Saturday, September 1, 2012

Jeremiah 14 (Alternate Draft)

I stroke your hair, drier than the wind that blows through rotting sheaves lining the pathway to the door: How will it's wood taste? What will the browness feel like, gliding down our throat - or will it stick,  giving us splinters in the larynx? By that time, we won't care, I suppose. Like passion for a lover, hunger will come upon us - our flesh will swell with its glory, our stomachs pull inward like the clenching of thighs, and we will forget - what, exactly? Happiness?

No, we have long since forgotten that, along with love, sadness, and all those other human emotions. Like the true animals that we are, we spend our days engrossed in the struggle for survival. We scrounge around for food, the way we used to scrounge around for lovers - it all comes back to sex, I suppose. I want to say something corny, like "I have left certainties behind". I want to write poems about kisses and flowers. I want to lie: to lay, here, stroking your hair, just a little while longer, kissing the wind with withered lips, too tired to caress you with my words - they burn on my tongue, like lack of water.

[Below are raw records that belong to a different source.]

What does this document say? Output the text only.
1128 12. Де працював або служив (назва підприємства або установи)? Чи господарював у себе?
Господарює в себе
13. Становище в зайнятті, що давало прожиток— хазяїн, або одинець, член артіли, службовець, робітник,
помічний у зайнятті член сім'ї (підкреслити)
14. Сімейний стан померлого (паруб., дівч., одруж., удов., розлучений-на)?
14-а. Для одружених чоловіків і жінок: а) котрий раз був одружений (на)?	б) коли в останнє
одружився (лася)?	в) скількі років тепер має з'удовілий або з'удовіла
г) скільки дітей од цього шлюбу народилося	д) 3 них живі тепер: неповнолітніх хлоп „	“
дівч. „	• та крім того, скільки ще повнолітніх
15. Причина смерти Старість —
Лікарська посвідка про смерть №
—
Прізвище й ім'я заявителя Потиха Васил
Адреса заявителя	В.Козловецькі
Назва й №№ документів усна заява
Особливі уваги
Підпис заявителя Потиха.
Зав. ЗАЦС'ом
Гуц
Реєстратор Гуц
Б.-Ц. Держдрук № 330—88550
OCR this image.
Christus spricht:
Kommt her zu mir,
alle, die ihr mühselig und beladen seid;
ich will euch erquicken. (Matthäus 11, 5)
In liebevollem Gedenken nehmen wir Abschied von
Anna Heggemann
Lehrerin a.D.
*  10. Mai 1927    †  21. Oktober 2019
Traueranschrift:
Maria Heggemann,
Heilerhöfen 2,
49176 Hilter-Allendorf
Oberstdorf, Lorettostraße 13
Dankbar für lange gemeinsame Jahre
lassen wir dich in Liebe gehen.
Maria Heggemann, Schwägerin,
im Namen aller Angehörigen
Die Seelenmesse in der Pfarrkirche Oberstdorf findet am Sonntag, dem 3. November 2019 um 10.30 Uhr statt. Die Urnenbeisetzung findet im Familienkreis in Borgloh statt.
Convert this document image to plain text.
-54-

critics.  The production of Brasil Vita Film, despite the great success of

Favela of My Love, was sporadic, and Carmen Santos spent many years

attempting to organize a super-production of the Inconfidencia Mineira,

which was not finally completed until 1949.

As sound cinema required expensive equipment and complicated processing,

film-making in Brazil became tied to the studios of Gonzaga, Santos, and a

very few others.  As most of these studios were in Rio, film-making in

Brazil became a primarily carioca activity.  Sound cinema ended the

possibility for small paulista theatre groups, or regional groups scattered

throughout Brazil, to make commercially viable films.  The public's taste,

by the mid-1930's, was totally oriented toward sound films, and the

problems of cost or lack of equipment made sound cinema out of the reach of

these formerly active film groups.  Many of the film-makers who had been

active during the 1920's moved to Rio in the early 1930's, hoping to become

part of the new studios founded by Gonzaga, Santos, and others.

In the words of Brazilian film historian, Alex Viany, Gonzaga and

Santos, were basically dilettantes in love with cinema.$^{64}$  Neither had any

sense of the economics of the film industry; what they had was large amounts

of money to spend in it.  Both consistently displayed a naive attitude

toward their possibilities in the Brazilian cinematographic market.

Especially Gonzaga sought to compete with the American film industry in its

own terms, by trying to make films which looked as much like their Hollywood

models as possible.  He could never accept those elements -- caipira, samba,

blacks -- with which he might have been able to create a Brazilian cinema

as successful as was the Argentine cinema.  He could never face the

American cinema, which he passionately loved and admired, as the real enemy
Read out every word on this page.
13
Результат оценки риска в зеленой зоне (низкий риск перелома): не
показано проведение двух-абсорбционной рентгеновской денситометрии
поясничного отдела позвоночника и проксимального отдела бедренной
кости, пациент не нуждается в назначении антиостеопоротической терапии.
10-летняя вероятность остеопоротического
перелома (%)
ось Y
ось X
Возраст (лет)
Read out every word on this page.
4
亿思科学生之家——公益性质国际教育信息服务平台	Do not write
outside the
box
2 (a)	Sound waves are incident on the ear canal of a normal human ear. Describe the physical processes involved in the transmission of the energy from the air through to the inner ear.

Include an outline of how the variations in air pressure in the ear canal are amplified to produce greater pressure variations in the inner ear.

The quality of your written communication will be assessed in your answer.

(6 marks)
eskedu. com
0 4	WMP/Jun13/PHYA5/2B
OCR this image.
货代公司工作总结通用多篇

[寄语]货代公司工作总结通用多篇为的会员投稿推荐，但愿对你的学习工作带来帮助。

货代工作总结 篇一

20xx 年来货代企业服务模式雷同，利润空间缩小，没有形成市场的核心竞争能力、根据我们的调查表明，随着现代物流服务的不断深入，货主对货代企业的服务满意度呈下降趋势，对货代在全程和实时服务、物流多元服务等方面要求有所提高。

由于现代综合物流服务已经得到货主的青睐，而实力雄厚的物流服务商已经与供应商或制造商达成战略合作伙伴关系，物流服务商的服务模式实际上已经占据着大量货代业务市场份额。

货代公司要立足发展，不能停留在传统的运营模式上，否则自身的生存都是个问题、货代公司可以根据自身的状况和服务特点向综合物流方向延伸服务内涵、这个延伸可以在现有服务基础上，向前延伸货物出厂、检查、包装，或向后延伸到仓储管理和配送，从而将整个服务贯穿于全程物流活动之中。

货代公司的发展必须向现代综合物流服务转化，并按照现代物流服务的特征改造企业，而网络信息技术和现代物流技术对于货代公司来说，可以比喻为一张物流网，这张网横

If love is no more than a bit of leftover acid in the cerebellum, let me bury the nose of my not-yet-corpse into your body, stronger than the winds that fade like night-time, more breakable than those damned pieces of straw that line the foyer.

If kisses can burn like wood, can lies rot like flowers?

The dried wind blows through sheaves lining the pathway to the door. I stroke your hair. How will the wood taste, when we can taste no more?